Никула сразу присмирел. Он уселся на камень, выхватил из огнища уголек, покидал его с руки на руку, раскуривая трубку, и замолчал. Петрован сказал ему:
– Давно бы так. Молчание-то, брат, золото. Молчи, может статься, умнее будешь. Да и на языке мозоли заживут.
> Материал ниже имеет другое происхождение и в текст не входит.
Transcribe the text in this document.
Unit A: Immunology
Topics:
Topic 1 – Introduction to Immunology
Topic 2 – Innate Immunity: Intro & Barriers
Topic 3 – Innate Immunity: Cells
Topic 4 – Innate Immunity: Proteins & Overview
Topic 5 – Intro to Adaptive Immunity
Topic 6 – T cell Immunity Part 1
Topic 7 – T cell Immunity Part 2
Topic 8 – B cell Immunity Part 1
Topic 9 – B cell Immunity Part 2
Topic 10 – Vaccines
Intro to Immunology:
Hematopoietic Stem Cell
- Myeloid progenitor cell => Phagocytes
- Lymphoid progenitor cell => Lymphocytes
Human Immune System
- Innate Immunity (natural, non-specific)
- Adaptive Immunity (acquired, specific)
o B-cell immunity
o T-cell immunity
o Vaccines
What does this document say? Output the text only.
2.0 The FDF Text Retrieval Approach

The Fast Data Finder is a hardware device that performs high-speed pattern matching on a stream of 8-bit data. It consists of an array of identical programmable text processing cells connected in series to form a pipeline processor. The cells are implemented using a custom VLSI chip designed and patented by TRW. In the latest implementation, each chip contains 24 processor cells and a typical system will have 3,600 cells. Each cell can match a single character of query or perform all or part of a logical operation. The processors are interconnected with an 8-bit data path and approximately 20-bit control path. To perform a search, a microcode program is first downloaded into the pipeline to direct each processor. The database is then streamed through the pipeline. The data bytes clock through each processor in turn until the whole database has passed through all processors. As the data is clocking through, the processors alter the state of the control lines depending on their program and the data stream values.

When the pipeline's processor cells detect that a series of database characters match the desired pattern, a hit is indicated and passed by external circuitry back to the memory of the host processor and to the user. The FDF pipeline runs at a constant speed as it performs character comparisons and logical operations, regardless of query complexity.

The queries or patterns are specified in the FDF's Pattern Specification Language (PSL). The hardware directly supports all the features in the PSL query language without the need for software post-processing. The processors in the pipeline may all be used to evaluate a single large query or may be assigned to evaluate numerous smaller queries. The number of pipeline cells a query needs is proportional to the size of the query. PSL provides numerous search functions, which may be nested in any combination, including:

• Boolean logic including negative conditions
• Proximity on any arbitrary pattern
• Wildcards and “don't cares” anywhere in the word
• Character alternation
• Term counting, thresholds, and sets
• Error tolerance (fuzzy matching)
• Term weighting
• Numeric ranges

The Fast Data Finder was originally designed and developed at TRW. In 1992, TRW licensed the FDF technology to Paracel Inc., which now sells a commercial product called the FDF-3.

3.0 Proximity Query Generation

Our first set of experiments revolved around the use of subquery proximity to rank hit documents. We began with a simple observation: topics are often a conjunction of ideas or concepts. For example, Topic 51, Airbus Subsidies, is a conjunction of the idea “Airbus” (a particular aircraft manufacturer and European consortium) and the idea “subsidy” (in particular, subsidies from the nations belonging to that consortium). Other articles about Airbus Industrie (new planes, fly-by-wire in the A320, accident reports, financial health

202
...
– Вот тебе раз! Уж и пошутить нельзя, – виновато посмеивался Никула.
15
В знойном небе ни облачка. Радует глаз бездонная синева его, опрокинутая над сопками и падями, над пашнями и дремучим лесом. Утренние просторы земли повиты тончайшим шелковьем лазурного пара, и сверкает земля горячими красками, каких не выдумает ни один художник. Никогда не передаст он того, как тянется к солнцу на мшистом утесе горная астра, – золотой огонек в жемчужной оправе, как светится алым рубином подгрудок птахи, распевающей на молодой березке, как струится стеклянной рябью воздух в ясное утро после дождя.
Роман и Ганька пашут. Впереди упряжки на гладком крупе Сивача сидит Ганька, позади него шагает в ярме пара крутобоких быков. Неугомонно трещат кузнечики в разогретых травах, на багряных лилиях суетятся работяги-пчелы, белогрудые галки важно прохаживаются по пашне, собирая червей и личинок. Серой сеткой висит над пашней мошкара.
Легко и проворно ступает Роман за чапыгами, громко прикрикивает на быков. На поворотах он ловко выбрасывает из борозды тяжелый плуг и с хозяйской гордостью любуется на зеркальные лемеха – только у искусного пахаря сияют они лебединым крылом.
Ганькину спину ласково пригревает солнце. Мутит его голову дрема. Веки слипаются, как склеенные тягучим медом.
Ганька крепится, пробует петь, считает камни на меже и галок, вприпрыжку расхаживающих по бороздам. Но ничто не помогает. И вот он клюнул носом, склонился на луку седла. Из рук его падают поводья. А старый хитрюга Сивач только этого и ждал. Он выходит из борозды, жадно щиплет, звеня удилами, сочный пырей, вымахавший с Ганькин рост. За Сивачом выходят из борозды быки. Плуг начинает скользить, вывертываться.